The use of an anvil during prey handling fulfils the criteria of tool use and can be considered a sign of intelligence (Jones et al. 2011). Tool use has only recently been described for fishes and is currently limited to wrasses handling invertebrate prey (e.g., breaking open cockles and bivalves; Jones et al. 2011; Bernardi 2012). Here, we extend this behaviour to a further tuskfish species and provide the first documentation of this behaviour for a vertebrate prey item.

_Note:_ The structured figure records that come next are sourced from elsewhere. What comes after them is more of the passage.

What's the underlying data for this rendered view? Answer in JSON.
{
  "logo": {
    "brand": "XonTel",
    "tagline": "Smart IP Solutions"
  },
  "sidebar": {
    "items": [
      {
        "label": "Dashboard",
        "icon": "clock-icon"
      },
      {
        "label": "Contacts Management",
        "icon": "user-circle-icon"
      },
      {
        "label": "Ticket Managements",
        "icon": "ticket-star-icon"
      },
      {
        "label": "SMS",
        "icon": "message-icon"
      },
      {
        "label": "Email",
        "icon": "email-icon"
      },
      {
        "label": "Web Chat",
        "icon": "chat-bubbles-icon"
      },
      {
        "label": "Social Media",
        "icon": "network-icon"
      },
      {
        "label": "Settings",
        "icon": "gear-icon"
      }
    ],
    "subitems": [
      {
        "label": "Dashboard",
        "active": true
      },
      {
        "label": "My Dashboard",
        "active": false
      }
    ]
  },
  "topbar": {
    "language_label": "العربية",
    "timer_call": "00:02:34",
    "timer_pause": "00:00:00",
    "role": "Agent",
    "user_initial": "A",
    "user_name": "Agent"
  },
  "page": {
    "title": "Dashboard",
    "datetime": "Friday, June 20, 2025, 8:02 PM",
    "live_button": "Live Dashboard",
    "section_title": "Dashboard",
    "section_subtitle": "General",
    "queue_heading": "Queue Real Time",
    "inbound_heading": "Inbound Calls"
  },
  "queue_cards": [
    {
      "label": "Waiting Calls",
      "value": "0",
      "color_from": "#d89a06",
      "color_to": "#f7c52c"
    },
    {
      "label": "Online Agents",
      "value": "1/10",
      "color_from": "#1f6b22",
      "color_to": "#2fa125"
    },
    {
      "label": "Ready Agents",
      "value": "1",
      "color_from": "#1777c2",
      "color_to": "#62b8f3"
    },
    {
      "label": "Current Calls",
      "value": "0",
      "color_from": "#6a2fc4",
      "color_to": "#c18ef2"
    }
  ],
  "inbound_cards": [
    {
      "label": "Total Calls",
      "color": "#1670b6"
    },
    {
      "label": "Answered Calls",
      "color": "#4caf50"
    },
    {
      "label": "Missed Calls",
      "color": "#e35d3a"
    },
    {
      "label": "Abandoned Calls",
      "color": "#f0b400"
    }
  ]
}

On 13 February 2014, at ~0850 h a remotely deployed video camera serendipitously filmed an adult blue tuskfish (Choerodon cyanodus) with a juvenile green turtle (Chelonia mydas) in its mouth on the shallow (<2 m) outer reef flat around Heron Island, Great Barrier Reef, Australia. Choerodon cyanodus has previously been documented as a major predator of turtles on this reef (Gyuris 1994), but how the tuskfish handles this prey item has not been recorded. Our 23-s sequence shows the tuskfish repeatedly using a small rock as an anvil while in both sideways and head-down body positions (Fig. 1; Electronic Supplementary Material). The tuskfish also uses a larger, dead coral formation as a second anvil for additional strikes. The blows either stun or kill the turtle as flipper movement seen at the start of the sequence is no longer visible when the fish exits the frame.

Fig. 1
figure 1

a–c Sequence of photographs showing Choerodon cyanodus a entering the frame with a live, juvenile Chelonia mydas, b, c striking the turtle against a rock

It is unknown whether the use of the anvil was just to incapacitate the turtle to aid prey handling or whether it also functioned to break open the carapace to help with swallowing and digestion. However, this behaviour shows that tool use may indeed be particularly common in the ancestral Choerodon genus and potentially a deep-seated behavioural trait in wrasses (Bernardi 2012), and used for a wider range of prey items than previously known. Whether this behaviour extends to other groups of fishes, allowing them to eat prey items larger than their gape size, remains a tantalising question.